Ok, looks like it’s running 3 copies of this query (with 3 different pids)
DELETE FROM user_actions USING user_actions ua2
WHERE ( user_actions.action_type = ua2.action_type AND
user_actions.user_id = ua2.user_id AND
user_actions.acting_user_id = ua2.acting_user_id AND
user_actions.target_post_id = ua2.target_post_id AND
user_actions.target_post_id > 0 AND
user_actions.id > ua2.id
)
Yes, you’ll need to let those queries run, because otherwise the scheduler will just keep spawning them and you’ll be playing whack-a-mole with them forever.
As for posts and topics, it has 17001 topics, with 178297 posts. They were imported from a phpBB install last year.
Anyway, it eventually got up to 16 instances of that query running, so I just killed them off. They haven’t returned in a few hours. I’ll check if it starts using CPU when that scheduled task starts again.
So it was running fine for most of yesterday after I killed the processes. This morning they’re back, with 8 of those queries running, and a load average of 8.
Is there something I can do about this? Either not have that scheduled task run, or somehow run it manually? If it’s trying to verify the integrity of the database, can I just do that manually so it doesn’t spawn all these processes when the scheduled task runs?
If the deletes are taking this long, your tables may be bloated.
EXPLAIN ANALYZE
SELECT * FROM user_actions , user_actions ua2
WHERE ( user_actions.action_type = ua2.action_type AND
user_actions.user_id = ua2.user_id AND
user_actions.acting_user_id = ua2.acting_user_id AND
user_actions.target_post_id = ua2.target_post_id AND
user_actions.target_post_id > 0 AND
user_actions.id > ua2.id
)
The query above may show you where time is being spent the most:
"Nested Loop (cost=0.84..52037.91 rows=174200175 width=96) (actual time=8612.056..8612.056 rows=0 loops=1)"
" -> Index Scan using index_user_actions_on_target_post_id on user_actions (cost=0.42..3752.75 rows=68381 width=48) (actual time=6.663..38.637 rows=74415 loops=1)"
" Index Cond: (target_post_id > 0)"
" -> Index Scan using index_user_actions_on_user_id_and_action_type on user_actions ua2 (cost=0.42..0.70 rows=1 width=48) (actual time=0.115..0.115 rows=0 loops=74415)"
" Index Cond: ((user_id = user_actions.user_id) AND (action_type = user_actions.action_type))"
" Filter: ((user_actions.id > id) AND (user_actions.acting_user_id = acting_user_id) AND (user_actions.target_post_id = target_post_id))"
" Rows Removed by Filter: 224"
"Total runtime: 8612.127 ms"
The above, ran on a 130k posts Discourse in 8 seconds.
I killed the (16!) running processes and then ran that query, and it then manually triggered the Jobs::EnsureDbConsistency job from the sidekiq web interface.
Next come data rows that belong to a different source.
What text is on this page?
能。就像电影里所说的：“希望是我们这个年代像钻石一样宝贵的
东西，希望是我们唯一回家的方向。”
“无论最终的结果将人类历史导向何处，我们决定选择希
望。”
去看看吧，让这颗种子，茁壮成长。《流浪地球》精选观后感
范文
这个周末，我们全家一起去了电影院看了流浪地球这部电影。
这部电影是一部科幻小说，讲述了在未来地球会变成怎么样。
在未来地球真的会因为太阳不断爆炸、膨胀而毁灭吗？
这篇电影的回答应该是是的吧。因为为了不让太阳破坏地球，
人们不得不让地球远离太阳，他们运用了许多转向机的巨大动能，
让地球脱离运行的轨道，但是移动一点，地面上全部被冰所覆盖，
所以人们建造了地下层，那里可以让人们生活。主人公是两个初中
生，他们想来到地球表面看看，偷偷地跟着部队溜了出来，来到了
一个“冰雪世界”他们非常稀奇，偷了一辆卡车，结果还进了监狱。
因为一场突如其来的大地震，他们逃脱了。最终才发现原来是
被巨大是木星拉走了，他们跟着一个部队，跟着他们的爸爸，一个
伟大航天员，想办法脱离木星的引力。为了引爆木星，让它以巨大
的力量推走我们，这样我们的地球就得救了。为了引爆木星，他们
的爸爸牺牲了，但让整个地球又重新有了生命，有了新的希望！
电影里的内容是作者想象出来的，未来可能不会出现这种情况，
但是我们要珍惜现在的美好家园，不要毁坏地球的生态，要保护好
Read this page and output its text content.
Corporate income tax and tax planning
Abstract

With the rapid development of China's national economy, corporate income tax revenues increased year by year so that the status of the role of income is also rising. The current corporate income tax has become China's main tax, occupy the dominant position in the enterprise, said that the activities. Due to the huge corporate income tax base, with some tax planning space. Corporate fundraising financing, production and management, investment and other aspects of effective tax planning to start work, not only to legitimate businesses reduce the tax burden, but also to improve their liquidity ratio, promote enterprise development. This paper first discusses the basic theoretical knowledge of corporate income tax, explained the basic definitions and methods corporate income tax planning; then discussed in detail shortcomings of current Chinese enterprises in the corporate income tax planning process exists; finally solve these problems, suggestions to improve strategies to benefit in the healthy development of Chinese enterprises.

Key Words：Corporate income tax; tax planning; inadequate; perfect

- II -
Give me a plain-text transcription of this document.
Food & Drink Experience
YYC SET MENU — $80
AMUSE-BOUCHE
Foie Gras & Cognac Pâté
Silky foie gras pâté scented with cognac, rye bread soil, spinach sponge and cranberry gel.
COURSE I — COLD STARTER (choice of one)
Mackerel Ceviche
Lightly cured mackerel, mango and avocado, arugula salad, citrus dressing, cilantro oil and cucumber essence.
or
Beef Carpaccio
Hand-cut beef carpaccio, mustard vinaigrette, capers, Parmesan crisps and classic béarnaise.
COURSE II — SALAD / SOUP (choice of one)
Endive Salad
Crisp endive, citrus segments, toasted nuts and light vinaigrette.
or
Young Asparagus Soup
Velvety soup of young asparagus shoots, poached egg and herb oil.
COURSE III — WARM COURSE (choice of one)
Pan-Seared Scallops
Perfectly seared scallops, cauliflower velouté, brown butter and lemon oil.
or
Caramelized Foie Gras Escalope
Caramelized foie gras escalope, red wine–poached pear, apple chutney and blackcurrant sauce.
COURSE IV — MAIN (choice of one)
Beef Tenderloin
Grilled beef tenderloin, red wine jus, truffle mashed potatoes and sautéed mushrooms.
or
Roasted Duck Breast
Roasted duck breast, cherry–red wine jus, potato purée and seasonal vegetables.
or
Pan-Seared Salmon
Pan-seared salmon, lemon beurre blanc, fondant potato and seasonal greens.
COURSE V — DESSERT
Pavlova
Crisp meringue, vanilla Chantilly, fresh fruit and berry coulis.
This time it took 5 seconds to run.
Fingers crossed.
Thanks everyone, for your assistance. Your time and attention is definitely appreciated!
So I’m getting the exact same problem again, 2 years later
It’s still getting stuck on the EnsureDbConsistency task, and spawning new ones until the server load is very high.
All of the connections are the same as before,
DELETE FROM user_actions USING user_actions ua2
WHERE (user_actions.action_type = ua2.action_type AND
user_actions.user_id = ua2.user_id AND user_actions.acting_user_id = ua2.acting_user_id AND
user_actions.target_post_id > 0 AND user_actions.id > ua2.id
)
I’ve tried the previous solution, the vacuum command… except now it tells me this:
postgres=# VACUUM VERBOSE ANALYZE user_actions;
ERROR: relation "user_actions" does not exist
Any help would be appreciated. Is there a command I can run on the Postgres command line that will clean up the whole database?
This keeps spawning new jobs but they never seem to finish.